One anti-fracking activist’s life is about to get a little bit easier.
A Pennsylvania judge on Friday loosened a court injunction restricting the movements of Vera Scroggins, who was banned from setting foot on property owned by or leased to Cabot Oil & Gas Co. in Susquehanna County — and therefore unable to shop at her favorite grocery store, go to the nearby hospital, or visit some of her friends.
Scroggins has been lauded by environmentalists — and has become notorious among oil and gas operators — after years of giving fellow activists, local residents and even celebrities tours of local hydraulic fracturing operations.
Cabot contended that Scroggins had often trespassed on the company’s property, endangering herself and others.

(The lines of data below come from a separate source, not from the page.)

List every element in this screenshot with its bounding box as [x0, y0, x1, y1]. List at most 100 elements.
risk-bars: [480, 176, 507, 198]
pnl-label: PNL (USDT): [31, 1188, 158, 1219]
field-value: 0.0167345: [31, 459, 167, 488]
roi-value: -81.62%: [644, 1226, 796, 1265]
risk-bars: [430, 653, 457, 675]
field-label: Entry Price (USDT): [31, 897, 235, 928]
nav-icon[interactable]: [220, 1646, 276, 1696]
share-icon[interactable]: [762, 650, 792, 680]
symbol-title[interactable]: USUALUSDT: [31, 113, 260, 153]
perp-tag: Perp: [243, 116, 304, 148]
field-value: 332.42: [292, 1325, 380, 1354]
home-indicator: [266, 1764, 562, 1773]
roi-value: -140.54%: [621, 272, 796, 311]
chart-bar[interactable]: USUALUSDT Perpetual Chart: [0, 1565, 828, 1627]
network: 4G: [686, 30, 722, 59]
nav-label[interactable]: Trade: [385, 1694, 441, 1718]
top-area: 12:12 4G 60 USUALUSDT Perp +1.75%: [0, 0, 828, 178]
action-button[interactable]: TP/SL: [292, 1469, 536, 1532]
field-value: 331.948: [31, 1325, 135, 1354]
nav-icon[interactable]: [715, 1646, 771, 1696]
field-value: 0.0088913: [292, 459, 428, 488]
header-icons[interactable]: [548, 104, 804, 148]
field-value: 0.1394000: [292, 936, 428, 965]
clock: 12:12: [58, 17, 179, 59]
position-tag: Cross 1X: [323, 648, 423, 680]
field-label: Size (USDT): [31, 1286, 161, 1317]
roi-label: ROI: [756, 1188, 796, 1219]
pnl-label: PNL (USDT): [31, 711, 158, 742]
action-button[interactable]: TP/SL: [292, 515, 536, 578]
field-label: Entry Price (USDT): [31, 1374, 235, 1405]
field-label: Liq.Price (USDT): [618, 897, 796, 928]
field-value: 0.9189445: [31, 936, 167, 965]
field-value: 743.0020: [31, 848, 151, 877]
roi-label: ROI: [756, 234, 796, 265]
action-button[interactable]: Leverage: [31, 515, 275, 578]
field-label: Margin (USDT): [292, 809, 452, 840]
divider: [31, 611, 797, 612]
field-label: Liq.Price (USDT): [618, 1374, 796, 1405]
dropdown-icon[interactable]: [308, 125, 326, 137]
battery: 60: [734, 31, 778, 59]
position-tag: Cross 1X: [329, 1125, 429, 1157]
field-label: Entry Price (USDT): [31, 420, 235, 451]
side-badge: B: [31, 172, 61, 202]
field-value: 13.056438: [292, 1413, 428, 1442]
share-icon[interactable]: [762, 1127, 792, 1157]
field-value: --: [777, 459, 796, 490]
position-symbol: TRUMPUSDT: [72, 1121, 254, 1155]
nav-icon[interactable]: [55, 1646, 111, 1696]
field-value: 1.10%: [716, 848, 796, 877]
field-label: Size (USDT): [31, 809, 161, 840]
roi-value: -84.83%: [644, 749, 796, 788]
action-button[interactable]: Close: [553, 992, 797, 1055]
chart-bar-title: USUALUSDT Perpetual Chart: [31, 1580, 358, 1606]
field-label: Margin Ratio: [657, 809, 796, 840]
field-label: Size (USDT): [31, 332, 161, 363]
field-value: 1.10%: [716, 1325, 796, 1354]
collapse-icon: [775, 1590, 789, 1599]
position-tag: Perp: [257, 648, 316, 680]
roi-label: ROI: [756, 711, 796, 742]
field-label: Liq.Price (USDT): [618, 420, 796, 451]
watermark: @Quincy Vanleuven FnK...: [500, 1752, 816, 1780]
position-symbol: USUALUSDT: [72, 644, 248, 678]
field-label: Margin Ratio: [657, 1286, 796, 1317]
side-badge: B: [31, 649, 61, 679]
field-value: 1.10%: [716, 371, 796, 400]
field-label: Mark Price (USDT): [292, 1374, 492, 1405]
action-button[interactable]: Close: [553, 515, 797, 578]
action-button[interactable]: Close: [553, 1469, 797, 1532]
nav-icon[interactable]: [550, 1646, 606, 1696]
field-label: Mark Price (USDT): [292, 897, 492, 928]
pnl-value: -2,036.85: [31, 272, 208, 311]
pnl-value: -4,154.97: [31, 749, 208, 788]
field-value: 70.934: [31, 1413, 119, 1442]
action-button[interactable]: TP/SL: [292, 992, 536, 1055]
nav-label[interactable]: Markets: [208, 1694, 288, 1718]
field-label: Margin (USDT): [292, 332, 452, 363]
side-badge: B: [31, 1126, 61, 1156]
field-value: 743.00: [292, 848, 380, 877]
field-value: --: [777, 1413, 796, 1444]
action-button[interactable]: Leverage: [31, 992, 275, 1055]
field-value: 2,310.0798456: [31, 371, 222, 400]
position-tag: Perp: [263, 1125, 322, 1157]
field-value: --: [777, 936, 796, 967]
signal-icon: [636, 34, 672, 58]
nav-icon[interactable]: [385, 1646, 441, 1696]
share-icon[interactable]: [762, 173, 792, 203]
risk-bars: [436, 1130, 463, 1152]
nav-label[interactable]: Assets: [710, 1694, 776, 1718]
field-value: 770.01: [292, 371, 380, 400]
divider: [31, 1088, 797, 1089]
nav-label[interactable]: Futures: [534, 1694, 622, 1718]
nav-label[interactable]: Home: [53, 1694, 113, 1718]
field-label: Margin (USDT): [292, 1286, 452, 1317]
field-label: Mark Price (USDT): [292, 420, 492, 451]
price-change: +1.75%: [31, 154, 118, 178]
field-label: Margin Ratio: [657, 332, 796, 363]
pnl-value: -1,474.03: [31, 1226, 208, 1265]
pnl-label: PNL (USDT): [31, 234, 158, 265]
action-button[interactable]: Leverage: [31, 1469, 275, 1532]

The company got a local court injunction last October aimed at keeping Scroggins away, and it became a hot-button issue in activist circles because of its scope. Cabot owns or has leases on 40 percent of the land in the largely rural county — a total of 300 square miles. That land includes grocery stores, a hospital, malls, and the property of Scroggins’ friends.
The new injunction, issued this week by Susquehanna Judge Kenneth Seamans after Scroggins appealed, still bars her from active fracking sites. But it allows her to go to many non-fracking sites, such as her local hospital and grocery store, even though Cabot has leases there.